O que torna uma vida boa? — Filosofia, 4–6 anos
Uma vida boa não é simplesmente ter todos os objetos que queremos. Exploramos como o conforto, a brincadeira, a aprendizagem, a amizade e o descanso podem ser importantes, e como as pessoas podem responder de maneiras diferentes.
Mais do que ter coisas
Quando perguntamos o que torna a vida boa, não contamos apenas brinquedos ou guloseimas. Podemos falar de segurança, tempo para brincar, aprender, estar com pessoas em quem confiamos ou descansar quando estamos cansados.

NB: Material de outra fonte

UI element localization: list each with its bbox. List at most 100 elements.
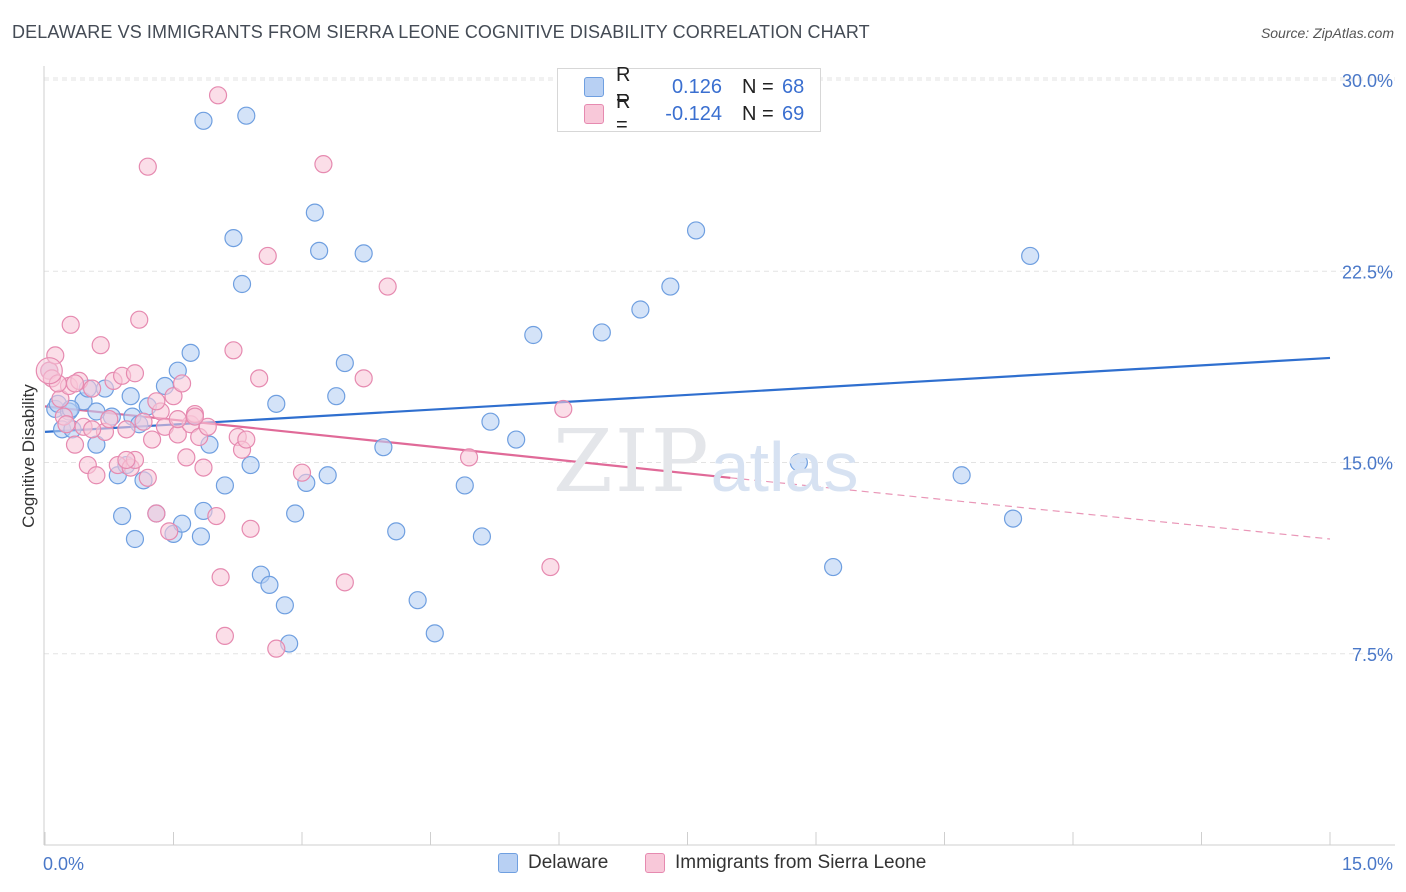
point-sierra-leone — [241, 519, 260, 538]
point-delaware — [455, 476, 474, 495]
point-sierra-leone — [117, 450, 136, 470]
data-points — [35, 86, 1040, 658]
point-sierra-leone — [147, 392, 166, 411]
point-sierra-leone — [198, 417, 217, 436]
point-sierra-leone — [61, 315, 80, 334]
point-delaware — [305, 203, 324, 222]
trend-line-extension — [730, 477, 1331, 540]
point-delaware — [327, 387, 346, 406]
legend-r-label: R = — [616, 64, 631, 109]
chart-title: DELAWARE VS IMMIGRANTS FROM SIERRA LEONE… — [12, 22, 870, 42]
point-sierra-leone — [208, 86, 228, 105]
x-tick-label: 15.0% — [1342, 854, 1393, 874]
point-delaware — [335, 353, 354, 373]
point-sierra-leone — [87, 466, 106, 485]
point-sierra-leone — [117, 420, 136, 439]
point-sierra-leone — [138, 468, 157, 487]
legend-swatch-sierra-leone — [584, 104, 604, 124]
point-delaware — [232, 274, 252, 294]
series-legend-item-sierra-leone[interactable]: Immigrants from Sierra Leone — [645, 852, 926, 874]
point-delaware — [354, 244, 373, 263]
point-delaware — [408, 591, 427, 610]
series-legend-label: Immigrants from Sierra Leone — [675, 852, 927, 873]
legend-n-value: 69 — [782, 102, 805, 125]
point-delaware — [318, 466, 337, 485]
point-sierra-leone — [134, 412, 153, 431]
point-sierra-leone — [554, 399, 573, 419]
point-sierra-leone — [211, 568, 230, 587]
point-delaware — [631, 300, 650, 319]
series-legend-item-delaware[interactable]: Delaware — [498, 852, 608, 874]
point-delaware — [121, 387, 140, 406]
point-sierra-leone — [138, 157, 157, 176]
point-delaware — [481, 412, 500, 431]
y-tick-label: 30.0% — [1342, 71, 1393, 91]
point-delaware — [824, 557, 843, 577]
point-sierra-leone — [215, 626, 234, 646]
point-sierra-leone — [267, 639, 286, 658]
point-delaware — [215, 476, 234, 495]
point-sierra-leone — [207, 506, 226, 526]
trend-line-delaware — [44, 356, 1331, 433]
point-sierra-leone — [314, 155, 333, 174]
point-delaware — [241, 455, 260, 475]
axis-labels: 7.5% 15.0% 22.5% 30.0% 0.0% 15.0% Cognitive Di… — [19, 71, 1393, 874]
point-delaware — [260, 575, 279, 595]
legend-row-sierra-leone: R = -0.124 N = 69 — [584, 91, 805, 136]
legend-r-value: -0.124 — [665, 102, 722, 125]
y-tick-label: 15.0% — [1342, 454, 1393, 474]
point-delaware — [507, 430, 526, 449]
point-delaware — [237, 106, 256, 125]
point-delaware — [112, 506, 132, 526]
point-sierra-leone — [100, 410, 119, 429]
point-delaware — [267, 394, 286, 413]
point-sierra-leone — [258, 246, 277, 266]
point-sierra-leone — [91, 336, 110, 355]
point-delaware — [686, 221, 706, 240]
watermark-zip: ZIP — [553, 412, 711, 512]
legend-n-value: 68 — [782, 75, 805, 98]
watermark-atlas: atlas — [710, 428, 859, 506]
point-sierra-leone — [250, 369, 269, 388]
point-sierra-leone — [292, 463, 312, 482]
legend-r-value: 0.126 — [671, 75, 722, 98]
y-tick-label: 7.5% — [1352, 645, 1393, 665]
point-cluster — [35, 357, 63, 385]
series-legend-swatch — [498, 853, 518, 873]
point-delaware — [181, 343, 200, 362]
legend-r-label: R = — [616, 91, 631, 136]
point-delaware — [472, 527, 491, 546]
y-tick-label: 22.5% — [1342, 262, 1393, 282]
x-tick-label: 0.0% — [43, 854, 84, 874]
point-sierra-leone — [194, 458, 213, 477]
point-delaware — [425, 624, 444, 643]
point-delaware — [224, 229, 243, 248]
series-legend: Delaware Immigrants from Sierra Leone — [0, 852, 1406, 878]
point-delaware — [286, 504, 305, 523]
point-delaware — [1021, 246, 1040, 266]
point-delaware — [387, 522, 406, 541]
point-sierra-leone — [57, 415, 76, 434]
point-delaware — [374, 438, 393, 457]
point-delaware — [125, 529, 145, 549]
series-legend-swatch — [645, 853, 665, 873]
source-label: Source: ZipAtlas.com — [1260, 25, 1394, 41]
point-sierra-leone — [177, 448, 196, 467]
point-sierra-leone — [378, 277, 397, 296]
point-sierra-leone — [168, 410, 187, 429]
point-sierra-leone — [160, 522, 179, 541]
point-sierra-leone — [335, 573, 354, 592]
series-legend-label: Delaware — [528, 852, 609, 873]
point-delaware — [191, 527, 211, 546]
point-sierra-leone — [65, 435, 85, 454]
point-sierra-leone — [224, 341, 243, 360]
point-sierra-leone — [130, 310, 149, 329]
point-sierra-leone — [541, 557, 560, 577]
point-sierra-leone — [65, 374, 85, 393]
point-sierra-leone — [83, 379, 102, 398]
point-sierra-leone — [172, 374, 192, 393]
point-sierra-leone — [354, 369, 373, 388]
point-delaware — [275, 596, 294, 615]
point-delaware — [789, 453, 808, 472]
point-sierra-leone — [142, 430, 162, 449]
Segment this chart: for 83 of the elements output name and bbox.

Não existe uma resposta igual para todas as pessoas, mas uma resposta deve explicar o que importa e porquê.
Por que razão perguntar por uma vida boa?

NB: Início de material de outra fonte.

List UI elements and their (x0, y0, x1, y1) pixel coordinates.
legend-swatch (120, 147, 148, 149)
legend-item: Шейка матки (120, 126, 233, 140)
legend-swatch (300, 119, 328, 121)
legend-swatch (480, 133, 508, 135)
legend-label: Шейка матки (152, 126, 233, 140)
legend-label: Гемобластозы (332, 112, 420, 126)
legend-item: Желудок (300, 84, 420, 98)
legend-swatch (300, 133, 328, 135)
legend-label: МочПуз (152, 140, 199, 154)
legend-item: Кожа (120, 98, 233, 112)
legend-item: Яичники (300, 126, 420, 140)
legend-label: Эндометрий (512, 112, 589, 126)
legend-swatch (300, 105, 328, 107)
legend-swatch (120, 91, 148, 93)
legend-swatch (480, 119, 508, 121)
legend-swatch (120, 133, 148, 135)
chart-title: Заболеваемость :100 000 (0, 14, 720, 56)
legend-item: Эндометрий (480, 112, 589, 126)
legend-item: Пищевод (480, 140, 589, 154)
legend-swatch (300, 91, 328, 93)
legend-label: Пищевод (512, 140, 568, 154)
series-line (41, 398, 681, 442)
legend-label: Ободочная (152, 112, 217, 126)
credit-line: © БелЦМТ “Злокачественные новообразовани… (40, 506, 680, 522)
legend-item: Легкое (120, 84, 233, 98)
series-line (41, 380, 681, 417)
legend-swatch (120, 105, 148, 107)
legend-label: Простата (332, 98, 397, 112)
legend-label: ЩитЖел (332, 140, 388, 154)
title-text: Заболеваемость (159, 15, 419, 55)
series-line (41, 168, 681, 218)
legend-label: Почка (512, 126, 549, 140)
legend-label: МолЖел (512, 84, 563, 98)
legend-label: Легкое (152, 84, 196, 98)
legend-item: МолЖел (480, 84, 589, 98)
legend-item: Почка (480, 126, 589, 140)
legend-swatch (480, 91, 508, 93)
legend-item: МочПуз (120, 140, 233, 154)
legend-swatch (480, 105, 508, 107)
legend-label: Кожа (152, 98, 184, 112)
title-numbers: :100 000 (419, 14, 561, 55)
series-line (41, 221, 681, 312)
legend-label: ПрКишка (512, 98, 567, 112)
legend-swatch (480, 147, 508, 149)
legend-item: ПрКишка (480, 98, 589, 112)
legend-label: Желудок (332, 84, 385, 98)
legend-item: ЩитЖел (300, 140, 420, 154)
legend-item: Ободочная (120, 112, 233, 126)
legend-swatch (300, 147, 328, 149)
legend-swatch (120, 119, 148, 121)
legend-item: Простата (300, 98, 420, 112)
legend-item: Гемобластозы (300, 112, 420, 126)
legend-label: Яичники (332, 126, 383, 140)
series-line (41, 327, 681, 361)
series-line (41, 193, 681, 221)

As pessoas sempre tiveram de escolher como passam o tempo e o que valorizam. Um objeto novo e brilhante pode entusiasmar, mas essa alegria pode desaparecer, enquanto dormir, brincar ou ter um amigo de confiança pode continuar a ajudar-nos. Fazer esta pergunta impede que «bom» queira dizer apenas «mais coisas».
Escolher um sábado
O Leo tem três horas livres e deve escolher: três horas de ecrã, ou uma hora de ecrã, uma hora ao ar livre e uma hora com o avô. Passo 1: diz o que cada escolha lhe oferece. Passo 2: repara que a segunda inclui diversão, movimento e companhia. Passo 3: escolhe-a, não por ser perfeita, mas por combinar com aquilo que valoriza hoje.
O mais caro é o melhor
É compreensível pensar que o brinquedo mais caro ou a maior guloseima tornam a vida melhor, porque é fácil comparar preços e tamanhos. Mas uma vida boa não é uma tabela de objetos. Pergunta o que essa coisa te oferece, quanto tempo dura esse benefício e a que mais terias de renunciar por ela.
Planear um dia
Esta ideia aparece quando decides que um dia precisa de comida, sono, movimento, brincadeira e tempo calmo, e não apenas de guloseimas. Pode orientar uma escolha entre duas atividades, perguntando qual delas deixa espaço para aquilo que é importante para ti. Não precisas da mesma resposta todos os dias.